Let $H$ be an infinite Hilbert space.
Show: For all $x \in H$ with $\|x\|\leq1$, there exists a sequence $(u_n)$ in $H$ with $\| u_n\|=1 $ such that $u_n \rightharpoonup x$.
My attempt:
Since $H$ is infinite, there exists a countable subspace $K$ with $x\in K$.
By Gram-Schmidt, we can find a orthonormal basis $(y_n)$ for $K$.
Hence, $x=\sum_{k=1}^\infty a_k y_k$ for some $a_k \in \mathbb{F}$
Let $u_n= \frac {\sum_{k=1}^n a_k y_k}{\|\sum_{k=1}^n a_k y_k \|}$.
Then $\| u_n\|=1$.
Hence, we are done.
Could someone please check my proof, and let me know if it makes sense?
If not, could you please let me know where it went wrong?
Thanks!
Best Answer
Your problem actually holds generally in Banach spaces that are not Schur spaces—Schur spaces are spaces for which weakly converging sequences converges in norm. ((By well-known results due to James and Rosenthal, we know that infinite-dimensional Schur spaces contain a copy of $\ell^1$, hence they are not reflexive; in particular, Hilbert spaces are not Schur spaces)). I will therefore state your problem in its entirety and prove it in the affirmative.

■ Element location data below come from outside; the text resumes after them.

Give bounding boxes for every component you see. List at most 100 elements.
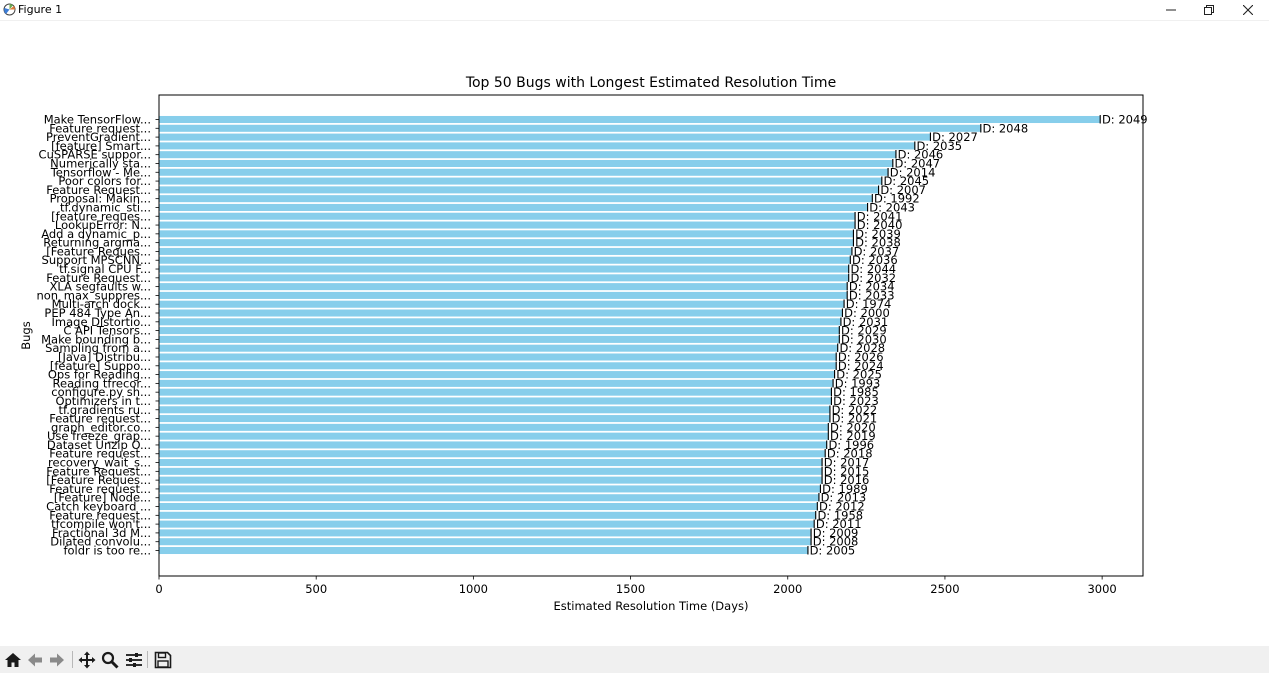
data-label: ID: 1974 bbox=[842, 297, 891, 311]
y-tick-label: [feature] Smart... bbox=[51, 139, 151, 153]
bar bbox=[159, 503, 818, 511]
data-label: ID: 2049 bbox=[1099, 113, 1148, 127]
data-label: ID: 2018 bbox=[823, 447, 872, 461]
x-tick-label: 1500 bbox=[616, 582, 645, 596]
pan-button[interactable] bbox=[77, 650, 97, 670]
bar bbox=[159, 520, 815, 528]
x-tick-label: 1000 bbox=[459, 582, 488, 596]
configure-subplots-button[interactable] bbox=[124, 650, 144, 670]
data-label: ID: 2012 bbox=[816, 500, 865, 514]
y-tick-label: Use freeze_grap... bbox=[47, 429, 151, 443]
y-tick-label: foldr is too re... bbox=[63, 544, 151, 558]
bar bbox=[159, 318, 842, 326]
y-tick-label: non_max_suppres... bbox=[36, 288, 151, 302]
toolbar-separator bbox=[147, 651, 148, 668]
data-label: ID: 2048 bbox=[979, 121, 1028, 135]
y-tick-label: Make TensorFlow... bbox=[44, 113, 151, 127]
y-tick-label: Feature request... bbox=[49, 121, 151, 135]
home-icon bbox=[5, 653, 21, 667]
y-tick-label: Support MPSCNN... bbox=[42, 253, 151, 267]
bar bbox=[159, 230, 854, 238]
y-tick-label: PEP 484 Type An... bbox=[44, 306, 151, 320]
forward-button[interactable] bbox=[47, 650, 67, 670]
bar bbox=[159, 494, 820, 502]
bar bbox=[159, 124, 982, 132]
y-tick-label: Dilated convolu... bbox=[50, 535, 151, 549]
data-label: ID: 1993 bbox=[831, 376, 880, 390]
y-tick-label: graph_editor.co... bbox=[51, 420, 151, 434]
y-tick-label: Image Distortio... bbox=[52, 315, 152, 329]
axes-frame bbox=[158, 94, 1144, 577]
bar bbox=[159, 256, 851, 264]
chart-title: Top 50 Bugs with Longest Estimated Resol… bbox=[465, 75, 836, 91]
data-label: ID: 2024 bbox=[834, 359, 883, 373]
y-tick-label: C API Tensors... bbox=[63, 324, 151, 338]
y-tick-label: tf.dynamic_sti... bbox=[60, 200, 151, 214]
y-tick-label: tf.gradients ru... bbox=[59, 403, 151, 417]
pan-icon bbox=[78, 651, 96, 669]
x-tick-label: 3000 bbox=[1087, 582, 1116, 596]
toolbar-separator bbox=[72, 651, 73, 668]
data-label: ID: 2045 bbox=[880, 174, 929, 188]
data-label: ID: 2019 bbox=[827, 429, 876, 443]
data-label: ID: 2035 bbox=[913, 139, 962, 153]
navigation-toolbar bbox=[0, 646, 1269, 673]
restore-icon bbox=[1204, 5, 1214, 15]
bar bbox=[159, 327, 840, 335]
data-label: ID: 2026 bbox=[834, 350, 883, 364]
bar bbox=[159, 371, 835, 379]
bar bbox=[159, 344, 839, 352]
data-label: ID: 2029 bbox=[838, 324, 887, 338]
minimize-button[interactable] bbox=[1151, 0, 1191, 20]
y-tick-label: Multi-arch dock... bbox=[52, 297, 151, 311]
bar bbox=[159, 177, 883, 185]
x-tick-label: 2500 bbox=[930, 582, 959, 596]
y-tick-label: Feature Request... bbox=[46, 183, 151, 197]
home-button[interactable] bbox=[3, 650, 23, 670]
data-label: ID: 2033 bbox=[845, 288, 894, 302]
y-tick-label: CuSPARSE suppor... bbox=[39, 148, 151, 162]
y-tick-label: tf.signal CPU F... bbox=[59, 262, 151, 276]
x-tick-label: 0 bbox=[155, 582, 162, 596]
y-tick-label: [Feature Reques... bbox=[46, 473, 151, 487]
figure-canvas[interactable]: Make TensorFlow... ID: 2049 Feature reques… bbox=[0, 20, 1269, 646]
y-tick-label: [Java] Distribu... bbox=[58, 350, 151, 364]
bar bbox=[159, 546, 809, 555]
window-titlebar: Figure 1 bbox=[0, 0, 1269, 21]
back-button[interactable] bbox=[25, 650, 45, 670]
y-tick-label: Feature Request... bbox=[46, 271, 151, 285]
y-tick-label: recovery_wait_s... bbox=[48, 456, 151, 470]
bar bbox=[159, 151, 897, 159]
data-label: ID: 1985 bbox=[830, 385, 879, 399]
data-label: ID: 2034 bbox=[845, 280, 894, 294]
data-label: ID: 2011 bbox=[812, 517, 861, 531]
y-tick-label: Tensorflow - Me... bbox=[50, 165, 151, 179]
close-button[interactable] bbox=[1228, 0, 1268, 20]
y-tick-label: Sampling from a... bbox=[45, 341, 151, 355]
save-button[interactable] bbox=[153, 650, 173, 670]
back-arrow-icon bbox=[28, 653, 42, 667]
data-label: ID: 2047 bbox=[891, 156, 940, 170]
bar bbox=[159, 406, 831, 414]
data-label: ID: 2017 bbox=[820, 456, 869, 470]
bar bbox=[159, 485, 821, 493]
y-tick-label: Proposal: Makin... bbox=[50, 192, 151, 206]
bar bbox=[159, 467, 823, 475]
bar bbox=[159, 195, 873, 203]
restore-button[interactable] bbox=[1189, 0, 1229, 20]
bar bbox=[159, 450, 826, 458]
data-label: ID: 2043 bbox=[866, 200, 915, 214]
y-tick-label: [Feature Reques... bbox=[46, 244, 151, 258]
y-tick-label: Returning argma... bbox=[43, 236, 151, 250]
data-label: ID: 2040 bbox=[853, 218, 902, 232]
bar bbox=[159, 476, 823, 484]
y-tick-label: Make bounding b... bbox=[41, 332, 151, 346]
bar bbox=[159, 133, 931, 141]
bar bbox=[159, 186, 879, 194]
bar bbox=[159, 397, 832, 405]
data-label: ID: 2009 bbox=[809, 526, 858, 540]
x-tick-label: 500 bbox=[305, 582, 327, 596]
data-label: ID: 2038 bbox=[852, 236, 901, 250]
y-tick-label: Optimizers in t... bbox=[55, 394, 151, 408]
zoom-button[interactable] bbox=[100, 650, 120, 670]
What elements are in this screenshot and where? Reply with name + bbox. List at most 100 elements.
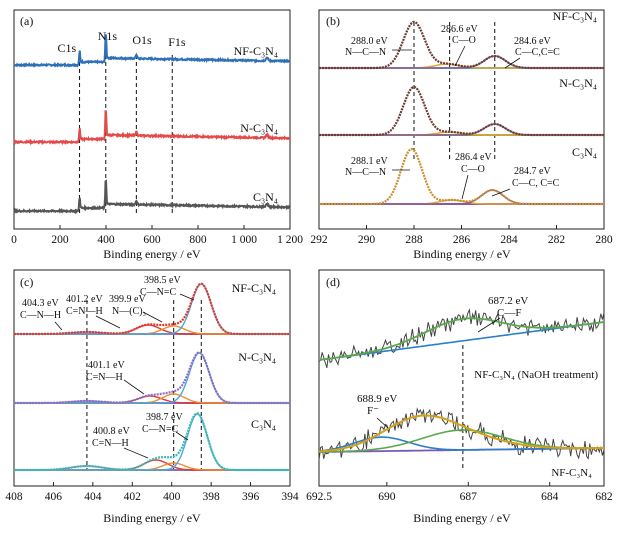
panel-c: (c) Binding energy / eV 408 406 404 402 400 3… [5,269,299,525]
c-annot: C=N—H [66,306,103,317]
a-peak-label: F1s [168,35,186,49]
c-annot: 401.2 eV [66,294,103,305]
b-xtick-label: 284 [500,234,518,246]
c-leader [179,293,195,301]
c-group-label: N-C₃N₄ [238,350,276,364]
panel-a-frame [13,9,291,230]
c-spectrum [14,282,290,336]
d-group-label: NF-C₃N₄ [551,467,592,479]
a-peak-label: N1s [98,29,118,43]
b-annot: 288.1 eV [351,156,388,167]
panel-d: (d) Binding energy / eV 692.5 690 687 684 68… [306,269,613,525]
b-group-label: NF-C₃N₄ [553,9,597,23]
c-leader [54,321,63,331]
b-group-label: N-C₃N₄ [559,76,597,90]
c-xtick-label: 404 [84,491,102,503]
c-annot: 401.1 eV [88,360,125,371]
b-xtick-label: 280 [595,234,613,246]
a-peak-label: C1s [58,41,77,55]
d-xtick-label: 690 [378,491,396,503]
c-annot: C=N—H [86,372,123,383]
a-series-label: C₃N₄ [253,190,278,204]
b-leader [504,57,521,69]
a-series-C3N4 [13,179,291,215]
c-annot: 398.5 eV [144,275,181,286]
d-annot: 687.2 eV [488,295,528,307]
a-series-N-C3N4 [13,110,290,146]
b-xtick-label: 290 [358,234,376,246]
b-annot: 286.6 eV [441,24,478,35]
b-group-label: C₃N₄ [572,145,597,159]
d-xtick-label: 684 [541,491,559,503]
b-annot: 286.4 eV [455,152,492,163]
panel-b-xlabel: Binding energy / eV [413,247,511,261]
c-annot: C—N=C [142,424,179,435]
b-xtick-label: 288 [405,234,423,246]
panel-c-label: (c) [20,275,33,289]
b-annot: 284.7 eV [514,166,551,177]
panel-b: (b) Binding energy / eV 292 290 288 286 284 2… [310,9,613,261]
b-annot: C—C, C=C [512,178,560,189]
c-annot: 404.3 eV [22,298,59,309]
b-leader [491,188,511,197]
c-leader [175,431,189,441]
d-annot: C—F [497,307,521,319]
d-annot: F⁻ [367,405,379,417]
d-fit-cf [318,317,605,361]
b-fit-cc [319,123,604,136]
c-annot: 398.7 eV [146,412,183,423]
a-series-NF-C3N4 [13,34,291,68]
panel-d-xlabel: Binding energy / eV [413,511,511,525]
b-annot: C—C,C=C [515,47,560,58]
c-xtick-label: 408 [5,491,23,503]
b-xtick-label: 286 [453,234,471,246]
d-raw-spectrum [318,407,605,461]
c-xtick-label: 396 [242,491,260,503]
b-annot: 284.6 eV [514,36,551,47]
c-annot: C—N—H [20,310,61,321]
d-leader [477,317,501,333]
b-annot: C—O [452,35,476,46]
a-xtick-label: 800 [189,234,207,246]
b-annot: 288.0 eV [351,36,388,47]
c-xtick-label: 394 [281,491,299,503]
b-leader [461,174,469,200]
b-xtick-label: 292 [310,234,328,246]
c-leader [142,311,163,323]
a-xtick-label: 200 [51,234,69,246]
b-spectrum [319,85,604,137]
c-annot: N—(C)₃ [112,306,146,317]
d-fit-envelope [318,414,604,453]
b-annot: C—O [461,164,485,175]
panel-d-frame [318,269,605,487]
d-group-label: NF-C₃N₄ (NaOH treatment) [474,369,598,381]
b-xtick-label: 282 [548,234,566,246]
d-annot: 688.9 eV [357,393,397,405]
d-leader [376,417,389,429]
c-xtick-label: 406 [45,491,63,503]
c-annot: 400.8 eV [93,426,130,437]
c-group-label: C₃N₄ [251,417,276,431]
c-spectrum [14,351,290,405]
panel-a-xlabel: Binding energy / eV [103,247,201,261]
a-series-label: N-C₃N₄ [240,121,278,135]
d-xtick-label: 682 [595,491,613,503]
b-spectrum [319,147,604,206]
b-spectrum [319,20,604,70]
b-annot: N—C—N [345,167,386,178]
a-series-label: NF-C₃N₄ [234,44,278,58]
c-xtick-label: 402 [124,491,142,503]
c-leader [123,447,149,459]
c-fit-peak [14,325,290,335]
b-leader [454,45,466,67]
a-xtick-label: 0 [11,234,17,246]
panel-d-label: (d) [326,275,340,289]
panel-c-xlabel: Binding energy / eV [103,511,201,525]
a-peak-label: O1s [132,33,152,47]
c-leader [95,315,121,329]
b-fit-cc [319,55,604,69]
a-xtick-label: 1 200 [277,234,303,246]
panel-b-label: (b) [326,14,340,28]
c-annot: 399.9 eV [109,294,146,305]
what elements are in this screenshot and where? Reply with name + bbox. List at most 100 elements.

First, trivially, if $x\in S_X$ (that is, $x$ lies in the unit sphere), then we only need set $x_n:=x$ and we are done; hence suppose $x\in B_X$ (that is, $x$ lies in the open unit ball). We have the following theorem.
The Special Case $x=0$:
Since $X$ is not a Schur space, it is necessarily infinite dimensional and has a weakly converging sequence, say $u_n\rightharpoonup u$ but $u_n\not\to u$. Without loss of generality, assume $u_n\ne u$ for all $n$, then define $$ x_n:=\frac{u_n-u}{\|u_n-u\|}\,.$$ Clearly $x_n\in S_X$ and $x_n\rightharpoonup 0$, and we’re done.
The General Case:
Now suppose $x\in B_X$, and thanks to the Special Case, let $y_n\in S_X$ and $y_n\rightharpoonup 0$. Define $$\alpha_n:=\sup\{\alpha>0:\alpha y_n\in B_X-x\}\,.$$ Observe that since $x\notin S_X$, then $\alpha_n>0$ and because $y_n\in S_X$ then $\alpha_n\le 2$ for all $n$. Now define $$x_n:=\alpha_n y_n +x$$ and note that by definition of $\alpha_n $ we must necessarily have $x_n\in S_X$; however, $\alpha_n$ is bounded and $y_n\rightharpoonup 0$, thus we have $x_n\rightharpoonup x$, as desired.